Dance Film accepted into international Dance Film Festivals and won awards.
Cultures and art forms have a symbiotic relationship and flamenco is a clear reflection of this dynamic. The Romani culture has always been a marginalized community within Spain yet revered for their performance artistry. This contradiction creates a tension between both cultures which is revealed through flamenco. I analyze how such a relationship is formed and focus on the use of a Spanish Mantilla, black lace, to illustrate this paradox. The Romani community's tradition of Luto, a mourning period, is honoured through the wearing of the black mantilla. This object belongs to a sacred rite and ritual but has been normalised and is now a piece of costume that is a common symbol found throughout many tourist shops in Spain and in numerous Flamenco spectacles. Roma are a private and traditional people, especially about sacred objects and yet, the mantilla has become a visual representation that is often identified with Spain and flamenco. This presentation will explore the paradoxical nature of Andalusia and will consider how the Romani community and its various traditions and art form have influenced the region, despite them being a community that is marginalised.
The singing of the Saeta, which is a traditional religious song that resembles Flamenco, is a form of prayer or devotion traditionally sung unaccompanied, stemming from the Jewish religious song which is believed to date back to the 16th century. In the dance short “SAETA: The Mourning” (Cisneros, 2015) uses the peineta and mantilla as a focus for the film. Cisneros works closely with the videographer and editors to honour traditional aspects of the peineta, Saeta and mantilla and pushes it into a contemporary context. The dance short takes the traditional religious song, the Saeta, sung during Spain's Holy Week and brings it to a modern setting. The song is heard typically during a procession and is usually associated with death. The Flamenco movement vocabulary explores grief and longing and the film plays with this concept. Black is usually associated with mourning and the Spanish comb, the peineta, is important to the Saeta song and to Holy Week. In the film the peineta is juxtaposed by a modern outfit and is playing with the ideas of new ways of seeing and old ways of being. The film's costuming and dancing pushes boundaries and the camera work frames the movement and adds to the anxiety the choreography is playing with. The film has screened in several film festivals internationally and has won awards.
1.Can a traditional Flamenco song that prohibits someone dancing to it, be performed?
2.How might objects, in this case the Peineta and the mantilla, which are associated with mourning be a source of inspiration for a performance piece?

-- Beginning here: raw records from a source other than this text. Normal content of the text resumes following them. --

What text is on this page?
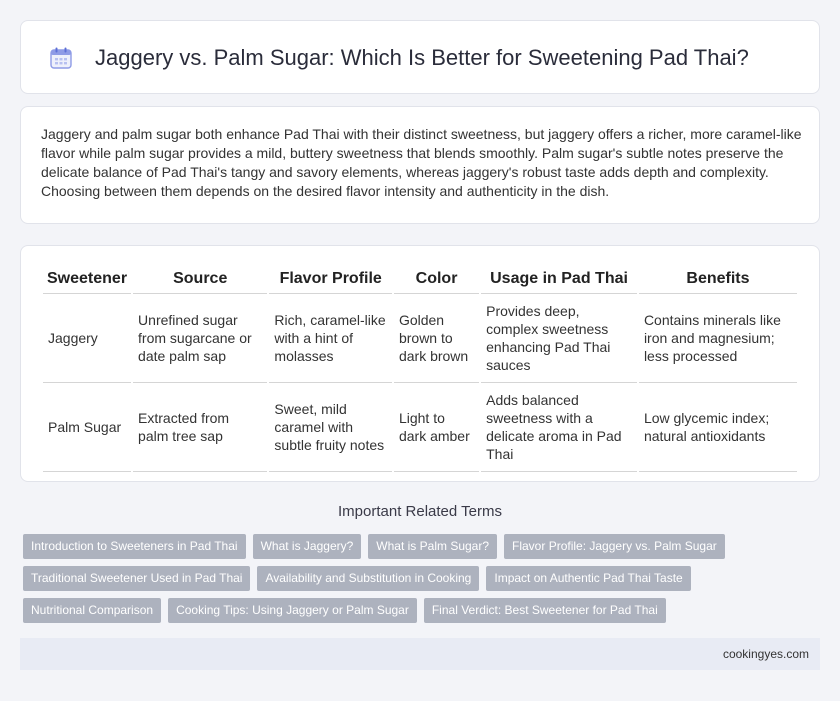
Jaggery vs. Palm Sugar: Which Is Better for Sweetening Pad Thai?

Jaggery and palm sugar both enhance Pad Thai with their distinct sweetness, but jaggery offers a richer, more caramel-like flavor while palm sugar provides a mild, buttery sweetness that blends smoothly. Palm sugar's subtle notes preserve the delicate balance of Pad Thai's tangy and savory elements, whereas jaggery's robust taste adds depth and complexity. Choosing between them depends on the desired flavor intensity and authenticity in the dish.

Sweetener	Source	Flavor Profile	Color	Usage in Pad Thai	Benefits
Jaggery	Unrefined sugar from sugarcane or date palm sap	Rich, caramel-like with a hint of molasses	Golden brown to dark brown	Provides deep, complex sweetness enhancing Pad Thai sauces	Contains minerals like iron and magnesium; less processed
Palm Sugar	Extracted from palm tree sap	Sweet, mild caramel with subtle fruity notes	Light to dark amber	Adds balanced sweetness with a delicate aroma in Pad Thai	Low glycemic index; natural antioxidants
Important Related Terms
Introduction to Sweeteners in Pad Thai	What is Jaggery?	What is Palm Sugar?	Flavor Profile: Jaggery vs. Palm Sugar
Traditional Sweetener Used in Pad Thai	Availability and Substitution in Cooking	Impact on Authentic Pad Thai Taste
Nutritional Comparison	Cooking Tips: Using Jaggery or Palm Sugar	Final Verdict: Best Sweetener for Pad Thai
cookingyes.com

3.Can colour and timbre of a screen dance film reflect a song that is closely associated with death and mourning?
4.Can a dance film that address a modern audience play with traditional objects of mourning and use Flamenco dancing to punctuate and push boundaries?
5.How can a dancing body on screen raise questions of culture, identity and ownership and explored the appropriation of a dance form?
Underpinned by two papers that were accepted in two symposiums:
1)Body^Space^Object^Memory 2015 (Coventry, UK)
2)Light Moves Symposium 2016 (Limerick, Ireland)
This film was also shown at FAD Festival: Film-Art-Dance 2017, at Cary Theater, North Carolina.